The parched ground shall become a pool,
And the thirsty land springs of water;
In the habitation of jackals, where each lay,
There shall be grass with reeds and rushes. 
A highway shall be there, and a road,
And it shall be called the Highway of Holiness.
The unclean shall not pass over it,
But it shall be for others.
Whoever walks the road, although a fool,
Shall not go astray.
No lion shall be there,
Nor shall any ravenous beast go up on it;
It shall not be found there.
But the redeemed shall walk there,
And the ransomed of the Lord shall return,
And come to Zion with singing,
With everlasting joy on their heads.
They shall obtain joy and gladness,
And sorrow and sighing shall flee away.”

“The Way of Holiness” or “The Most Excellent Way” as Paul wrote in 1 Corinthians 12:31, is about the way of the holy and redeemed of God. Isaiah and this psalm speak of the coming of God’s solution for life and joy for those who would walk in it. My book This is the Way, Walk in it, speaks in two volumes of how to walk in this way at Isaiah 30:21 tells us. It is by obeying God’s voice he tells us, through His Word.

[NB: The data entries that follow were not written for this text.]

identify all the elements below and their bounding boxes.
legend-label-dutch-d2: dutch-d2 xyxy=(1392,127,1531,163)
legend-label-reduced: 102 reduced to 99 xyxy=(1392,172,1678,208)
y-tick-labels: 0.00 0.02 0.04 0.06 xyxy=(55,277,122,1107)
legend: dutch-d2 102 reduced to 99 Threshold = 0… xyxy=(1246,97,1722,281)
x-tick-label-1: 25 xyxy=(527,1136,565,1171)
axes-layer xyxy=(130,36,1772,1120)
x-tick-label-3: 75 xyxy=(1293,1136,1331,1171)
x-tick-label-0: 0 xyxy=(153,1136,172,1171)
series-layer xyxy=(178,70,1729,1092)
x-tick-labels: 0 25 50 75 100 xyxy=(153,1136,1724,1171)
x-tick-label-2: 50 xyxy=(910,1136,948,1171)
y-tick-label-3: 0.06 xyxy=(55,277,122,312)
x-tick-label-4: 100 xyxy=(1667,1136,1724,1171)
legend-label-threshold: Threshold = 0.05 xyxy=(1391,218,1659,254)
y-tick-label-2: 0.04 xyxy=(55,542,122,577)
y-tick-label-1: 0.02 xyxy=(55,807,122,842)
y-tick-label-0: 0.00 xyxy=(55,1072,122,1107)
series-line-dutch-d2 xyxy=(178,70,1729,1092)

“Joy is not a requirement of Christian discipleship, it is a consequence,” Peterson tells us. If we are with the Lord continually, expectantly, we will be glad and full of joy. This theme is also for those in mourning or grieving. God wants to “turn our wailing into dancing, and clothe me with joy” (Psalm 30:11 paraphrase).

I love the thought of being able to laugh about the trials of life. Proverbs Epilogue about the “Woman of Noble Character” tells us that she was clothed in strength and could laugh at the days to come with wisdom. It was because she feared, obeyed and praised the Lord. Can you do that? This laughter and joy come from living expectantly in the world of troubles and pain. We know that He will wipe away our tears and lead us to springs of living water as Revelation 7:17 tells us. What a promise in the end times. God has come and He is coming again. He is returning very soon to take His redeemed to be with Him in heaven. We can rejoice about that in the middle of our problems. That is A Long Obedience in the Same Direction.

“Rejoice, I say again rejoice, let you gentleness be known to all for the Lord is near” (Philippians 4:4).